En général, on rapporte que les mains haïtiennes traversant la frontière pour trouver du travail s’orientent vers la construction et l’agriculture, particulièrement la coupe de la canne. Jusqu’ici, on ignorait en Haïti que le recyclage comme secteur d’activité permettait à un nombre élevé d’Haïtiens de survivre en territoire dominicain.
Selon des chiffres communiqués par une investigation parue dans la presse dominicaine, citant le Mouvement national des ramasseurs de déchets, sur les 10 000 collecteurs de déchets solides
près de 60% sont des immigrés sans papiers venus d’Haïti à la recherche de meilleures conditions de vie.

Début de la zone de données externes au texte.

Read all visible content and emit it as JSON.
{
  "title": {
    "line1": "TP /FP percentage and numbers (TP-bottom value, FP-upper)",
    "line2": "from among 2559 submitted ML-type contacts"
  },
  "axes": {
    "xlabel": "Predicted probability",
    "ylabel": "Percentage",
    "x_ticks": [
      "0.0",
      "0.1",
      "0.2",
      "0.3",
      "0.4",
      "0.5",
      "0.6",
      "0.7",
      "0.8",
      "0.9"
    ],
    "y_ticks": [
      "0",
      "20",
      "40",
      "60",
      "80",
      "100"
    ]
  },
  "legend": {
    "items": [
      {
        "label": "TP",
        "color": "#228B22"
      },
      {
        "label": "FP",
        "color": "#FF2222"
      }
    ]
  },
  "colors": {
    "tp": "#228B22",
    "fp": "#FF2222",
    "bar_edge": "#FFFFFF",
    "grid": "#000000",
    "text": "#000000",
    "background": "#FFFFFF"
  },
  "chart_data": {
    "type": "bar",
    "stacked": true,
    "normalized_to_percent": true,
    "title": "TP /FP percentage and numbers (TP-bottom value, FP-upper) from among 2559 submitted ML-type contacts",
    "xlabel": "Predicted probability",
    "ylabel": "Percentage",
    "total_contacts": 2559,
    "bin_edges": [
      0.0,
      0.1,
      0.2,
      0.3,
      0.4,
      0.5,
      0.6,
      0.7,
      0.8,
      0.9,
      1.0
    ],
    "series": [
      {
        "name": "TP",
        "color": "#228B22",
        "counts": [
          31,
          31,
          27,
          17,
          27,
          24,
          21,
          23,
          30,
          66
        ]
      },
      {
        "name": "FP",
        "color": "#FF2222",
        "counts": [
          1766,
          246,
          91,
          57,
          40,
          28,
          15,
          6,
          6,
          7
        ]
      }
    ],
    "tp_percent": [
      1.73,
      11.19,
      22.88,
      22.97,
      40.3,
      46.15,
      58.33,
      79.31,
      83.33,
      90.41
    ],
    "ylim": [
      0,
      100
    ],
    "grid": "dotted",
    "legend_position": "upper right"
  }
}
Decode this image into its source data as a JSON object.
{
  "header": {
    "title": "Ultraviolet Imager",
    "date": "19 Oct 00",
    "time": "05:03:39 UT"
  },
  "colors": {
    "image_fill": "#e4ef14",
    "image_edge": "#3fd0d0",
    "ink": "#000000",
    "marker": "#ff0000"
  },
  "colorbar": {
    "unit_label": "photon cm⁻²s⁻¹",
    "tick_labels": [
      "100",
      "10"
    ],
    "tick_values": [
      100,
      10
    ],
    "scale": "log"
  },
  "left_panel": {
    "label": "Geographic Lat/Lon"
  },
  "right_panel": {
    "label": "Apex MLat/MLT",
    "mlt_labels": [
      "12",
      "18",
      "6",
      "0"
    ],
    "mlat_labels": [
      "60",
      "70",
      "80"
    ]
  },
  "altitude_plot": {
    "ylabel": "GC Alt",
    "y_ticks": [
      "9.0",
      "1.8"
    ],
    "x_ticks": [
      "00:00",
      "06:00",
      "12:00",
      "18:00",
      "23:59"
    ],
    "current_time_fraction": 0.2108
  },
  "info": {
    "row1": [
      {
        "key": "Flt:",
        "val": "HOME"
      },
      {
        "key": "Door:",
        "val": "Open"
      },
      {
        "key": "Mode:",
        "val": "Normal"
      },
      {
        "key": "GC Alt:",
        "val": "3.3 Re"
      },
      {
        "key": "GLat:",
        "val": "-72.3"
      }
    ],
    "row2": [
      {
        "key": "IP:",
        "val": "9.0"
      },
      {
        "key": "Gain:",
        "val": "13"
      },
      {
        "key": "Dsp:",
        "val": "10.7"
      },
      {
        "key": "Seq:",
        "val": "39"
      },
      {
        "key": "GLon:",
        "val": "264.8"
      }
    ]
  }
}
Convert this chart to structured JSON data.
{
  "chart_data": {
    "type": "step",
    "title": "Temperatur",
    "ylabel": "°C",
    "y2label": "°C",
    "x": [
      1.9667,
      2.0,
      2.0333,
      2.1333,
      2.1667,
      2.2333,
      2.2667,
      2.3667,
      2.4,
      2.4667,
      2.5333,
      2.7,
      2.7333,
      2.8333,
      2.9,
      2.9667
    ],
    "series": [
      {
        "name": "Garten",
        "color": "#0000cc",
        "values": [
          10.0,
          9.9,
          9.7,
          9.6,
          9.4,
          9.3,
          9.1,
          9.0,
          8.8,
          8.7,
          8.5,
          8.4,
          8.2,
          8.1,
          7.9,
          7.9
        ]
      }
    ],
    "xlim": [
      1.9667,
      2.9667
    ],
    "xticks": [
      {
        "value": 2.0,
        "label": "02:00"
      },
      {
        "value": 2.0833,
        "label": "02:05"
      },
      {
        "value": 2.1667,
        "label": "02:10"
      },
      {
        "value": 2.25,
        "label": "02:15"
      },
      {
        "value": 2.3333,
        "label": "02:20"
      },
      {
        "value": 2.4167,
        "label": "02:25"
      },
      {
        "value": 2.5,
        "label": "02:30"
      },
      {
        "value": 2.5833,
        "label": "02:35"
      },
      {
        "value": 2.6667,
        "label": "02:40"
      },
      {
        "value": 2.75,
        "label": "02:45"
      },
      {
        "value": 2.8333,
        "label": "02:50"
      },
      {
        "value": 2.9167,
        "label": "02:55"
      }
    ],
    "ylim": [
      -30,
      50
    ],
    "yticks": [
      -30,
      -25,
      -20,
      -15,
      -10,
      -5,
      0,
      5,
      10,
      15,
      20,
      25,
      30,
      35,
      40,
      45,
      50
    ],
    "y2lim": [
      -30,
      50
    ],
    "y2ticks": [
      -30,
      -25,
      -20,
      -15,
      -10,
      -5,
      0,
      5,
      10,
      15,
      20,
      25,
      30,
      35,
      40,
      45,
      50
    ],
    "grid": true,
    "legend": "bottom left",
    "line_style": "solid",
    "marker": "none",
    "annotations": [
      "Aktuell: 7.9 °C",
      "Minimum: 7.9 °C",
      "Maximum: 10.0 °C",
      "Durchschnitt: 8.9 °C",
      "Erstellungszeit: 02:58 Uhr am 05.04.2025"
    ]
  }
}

Ces migrants haïtiens qui travaillent comme collecteurs de déchets solides sont sans papiers, la plupart avec des familles nombreuses, avec des enfants nés en République voisine et à leur tour sans papiers. N’ayant pas la nationalité dominicaine, même leurs enfants qui sont nés là-bas, ne peuvent bénéficier des services les plus élémentaires. Le seul fait d’être nés sur le territoire voisin ne suffit pas à ces enfants d’immigrants Haïtiens pour être des citoyens dominicains. Sans documents, il ne leur reste plus qu’à (sur)vivre comme ils peuvent. Nombreux sont ceux qui, sans visa ni autorisation de s’établir légalement en République dominicaine, n’ont que les ordures comme refuge et mode de vie.
Beaucoup d’Haïtiens vivent dans le quartier de Los Casabe à Duquesa, la deuxième plus grande des 350 décharges dans toute la République dominicaine, qui reçoit les ordures de la capitale et des cinq autres municipalités qui composent El Gran Santo Domingo. Selon le ministère dominicain de l’Environnement, 5 200 tonnes de déchets de la capitale y sont déversés quotidiennement.
La plupart des collecteurs vivent au jour le jour. La collecte des déchets dans la décharge peut rapporter jusqu’à 500 pesos par jour (10 dollars), un ou deux dollars de plus que dans la construction. Grâce à ce qu’ils parviennent à collecter et à vendre, ils gagnent entre 200 et 250 dollars par mois, comparable au salaire qu’un concierge ou même un éboueur de la mairie gagnerait.
Cependant, ces travailleurs ne bénéficient d’aucune prestation salariale, ni d’assurance maladie, ni de sécurité sociale, ni de pension. S’ils ne travaillent pas, ils ne mangent pas et ne gagnent pas d’argent. Sans papiers ni documents d’identification, les collecteurs Haïtiens ne sont pas reconnus comme faisant partie du secteur formel du travail et ne bénéficient pas des avantages de la loi accordés par l’État dominicain.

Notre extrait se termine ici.